Reynolds' lawyers had initially attempted to settle the case in an effort to allow ESPN the chance to avoid the embarrassment of having their racially biased termination history exposed. However, to the dismay of Reynolds and his lawyers, ESPN chose not to meet team Reynolds requests.
In June, a makeup artist for “Cold Pizza,” a defunct talk show, sued ESPN, saying she was fired after complaining about sexual harassment by the host, Jay Crawford, and an analyst, Woody Paige.
It would seem that, when the involved parties are white males, ESPN's course of action is to fire the accuser.
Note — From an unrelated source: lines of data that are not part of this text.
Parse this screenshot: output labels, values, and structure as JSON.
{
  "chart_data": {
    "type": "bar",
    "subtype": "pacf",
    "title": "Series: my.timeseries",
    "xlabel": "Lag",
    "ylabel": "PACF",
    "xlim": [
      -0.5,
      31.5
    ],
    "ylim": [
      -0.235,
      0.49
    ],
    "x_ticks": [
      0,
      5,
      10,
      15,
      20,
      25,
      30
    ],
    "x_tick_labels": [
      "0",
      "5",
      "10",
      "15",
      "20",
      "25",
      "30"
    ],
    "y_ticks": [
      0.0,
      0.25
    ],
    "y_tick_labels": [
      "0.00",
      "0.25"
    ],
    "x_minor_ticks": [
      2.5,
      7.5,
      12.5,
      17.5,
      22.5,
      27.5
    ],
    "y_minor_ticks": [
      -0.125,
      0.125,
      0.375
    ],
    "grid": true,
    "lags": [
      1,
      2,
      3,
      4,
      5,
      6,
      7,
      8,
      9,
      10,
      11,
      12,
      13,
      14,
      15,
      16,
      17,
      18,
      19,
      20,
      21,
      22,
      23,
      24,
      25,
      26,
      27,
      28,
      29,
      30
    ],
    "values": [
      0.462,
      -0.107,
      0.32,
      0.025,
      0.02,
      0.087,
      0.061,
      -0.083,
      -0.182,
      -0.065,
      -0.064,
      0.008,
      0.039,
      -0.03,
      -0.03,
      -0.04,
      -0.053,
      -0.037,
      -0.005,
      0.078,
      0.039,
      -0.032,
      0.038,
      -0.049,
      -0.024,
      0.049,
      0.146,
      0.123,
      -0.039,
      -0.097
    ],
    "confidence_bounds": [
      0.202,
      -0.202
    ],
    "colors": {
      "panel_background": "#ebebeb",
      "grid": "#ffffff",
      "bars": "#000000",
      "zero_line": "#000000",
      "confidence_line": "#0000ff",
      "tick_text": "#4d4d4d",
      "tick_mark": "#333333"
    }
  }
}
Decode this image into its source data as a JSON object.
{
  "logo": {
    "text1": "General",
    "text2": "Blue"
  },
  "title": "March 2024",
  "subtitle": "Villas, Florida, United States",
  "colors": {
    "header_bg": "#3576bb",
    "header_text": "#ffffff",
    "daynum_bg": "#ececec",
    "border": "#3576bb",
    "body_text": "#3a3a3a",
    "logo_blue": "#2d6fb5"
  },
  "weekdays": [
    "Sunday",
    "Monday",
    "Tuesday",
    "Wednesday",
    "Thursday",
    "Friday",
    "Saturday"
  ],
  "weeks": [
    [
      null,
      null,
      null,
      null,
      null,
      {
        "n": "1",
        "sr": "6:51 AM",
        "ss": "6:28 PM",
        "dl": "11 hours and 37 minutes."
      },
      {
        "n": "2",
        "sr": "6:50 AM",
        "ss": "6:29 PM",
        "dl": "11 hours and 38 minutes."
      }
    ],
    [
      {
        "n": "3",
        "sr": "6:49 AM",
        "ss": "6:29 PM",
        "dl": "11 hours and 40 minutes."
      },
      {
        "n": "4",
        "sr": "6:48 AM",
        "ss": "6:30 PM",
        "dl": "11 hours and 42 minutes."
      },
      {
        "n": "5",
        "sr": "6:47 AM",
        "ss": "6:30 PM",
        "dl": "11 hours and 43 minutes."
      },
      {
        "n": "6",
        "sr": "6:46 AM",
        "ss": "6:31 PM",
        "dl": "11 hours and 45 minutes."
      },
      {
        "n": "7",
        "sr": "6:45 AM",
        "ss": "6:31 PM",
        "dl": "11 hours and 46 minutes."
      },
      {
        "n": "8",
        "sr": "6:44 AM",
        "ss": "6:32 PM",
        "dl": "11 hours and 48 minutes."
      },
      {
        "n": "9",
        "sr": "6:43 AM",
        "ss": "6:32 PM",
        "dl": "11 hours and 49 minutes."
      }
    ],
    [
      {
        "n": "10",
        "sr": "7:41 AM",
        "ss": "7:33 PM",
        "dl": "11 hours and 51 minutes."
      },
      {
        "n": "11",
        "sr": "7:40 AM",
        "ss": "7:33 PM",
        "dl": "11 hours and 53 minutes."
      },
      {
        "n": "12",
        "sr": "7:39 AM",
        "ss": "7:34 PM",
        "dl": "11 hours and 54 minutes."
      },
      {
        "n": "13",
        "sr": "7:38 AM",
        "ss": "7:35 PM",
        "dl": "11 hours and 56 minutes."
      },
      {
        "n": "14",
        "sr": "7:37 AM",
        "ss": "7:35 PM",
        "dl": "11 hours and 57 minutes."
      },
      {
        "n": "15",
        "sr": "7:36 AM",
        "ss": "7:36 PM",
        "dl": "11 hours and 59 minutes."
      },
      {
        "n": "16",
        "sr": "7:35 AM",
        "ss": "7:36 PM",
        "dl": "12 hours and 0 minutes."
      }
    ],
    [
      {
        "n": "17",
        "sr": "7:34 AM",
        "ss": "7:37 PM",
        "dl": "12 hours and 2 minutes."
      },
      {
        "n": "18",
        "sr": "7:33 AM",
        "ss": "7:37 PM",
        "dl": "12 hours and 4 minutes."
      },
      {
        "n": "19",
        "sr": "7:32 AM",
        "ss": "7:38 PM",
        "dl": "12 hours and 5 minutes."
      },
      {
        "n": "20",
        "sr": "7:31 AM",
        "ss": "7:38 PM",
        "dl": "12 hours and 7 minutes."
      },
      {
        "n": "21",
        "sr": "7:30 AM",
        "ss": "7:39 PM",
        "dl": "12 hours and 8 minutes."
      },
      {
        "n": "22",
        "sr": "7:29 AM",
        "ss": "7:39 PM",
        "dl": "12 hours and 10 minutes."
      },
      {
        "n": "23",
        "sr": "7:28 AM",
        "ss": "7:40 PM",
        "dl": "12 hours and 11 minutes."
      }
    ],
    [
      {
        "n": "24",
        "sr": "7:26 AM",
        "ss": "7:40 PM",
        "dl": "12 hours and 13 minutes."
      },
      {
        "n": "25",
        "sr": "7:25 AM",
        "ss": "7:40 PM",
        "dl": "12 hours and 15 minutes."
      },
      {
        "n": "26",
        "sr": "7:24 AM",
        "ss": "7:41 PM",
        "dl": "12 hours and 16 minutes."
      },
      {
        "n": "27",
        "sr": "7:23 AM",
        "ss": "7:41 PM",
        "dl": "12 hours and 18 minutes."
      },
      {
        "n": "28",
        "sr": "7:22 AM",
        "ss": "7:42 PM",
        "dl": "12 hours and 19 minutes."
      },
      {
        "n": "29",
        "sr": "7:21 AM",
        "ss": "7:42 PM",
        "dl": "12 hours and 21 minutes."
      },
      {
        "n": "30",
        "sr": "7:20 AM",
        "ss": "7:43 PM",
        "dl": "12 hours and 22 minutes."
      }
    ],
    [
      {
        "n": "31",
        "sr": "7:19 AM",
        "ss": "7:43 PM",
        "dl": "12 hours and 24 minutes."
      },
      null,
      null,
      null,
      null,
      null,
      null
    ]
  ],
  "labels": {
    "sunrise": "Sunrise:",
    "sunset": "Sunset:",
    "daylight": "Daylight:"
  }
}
For some reason, Reynolds' Negroeness elicited the complete reverse response from the employer.
The incidents listed included one in which an analyst showed a cellphone photograph of his genitals to male and female employees and received a one-week suspension.
Again, interesting. Reynolds imparts an unwelcome hug on a female, and he is canned. And Sean Salisbury reveals his meager pants filler to anyone of any sex with eyes and he is given a weeks vacation.
Most deplorable in all this is ESPN's 'response':
In a statement, ESPN said “Mr. Reynolds’s new claims represent a litigation strategy designed to deflect attention from his own conduct.”
Yes, clearly, referencing the precedents set by ESPN is aimed at deflecting from the fact that Mr. Reynolds upset someone with a hug. It has nothing to do with demonstrating the institutional bias housed within the campus at Bristol. It has nothing to do with clearly and unequivocally showing the world that if you are white and work for ESPN, you can essentially walk around with your pale and shrivelled little sack struggling to poke through the fly of your trousers. If you are white and work for ESPN, you can sexually harass the 'help' and, if they get uppity and complain, you can count on management terminating their existence at the WWL.
It seems ESPN would have us believe Mr. Reynolds is simply trying to cast the dark light of righteousness on the deplorable actions by both the white male 'talent' that harasses and the white male 'management' that covers up for them in an effort to make us forget that as a Negro, he deserves to be fired for hugging a white female.
That is what this is all about.
This is simply a modern edition of the revered American practice of lynching the Negro male that becomes familiar with the white woman.
We applaud Mr. Reynolds and his team of litigators for not simply allowing his body to sway silently in the wind as it hangs from the tree on which ESPN chose to hang him.
The generally accepted corporate separation principle is: you pay for silence.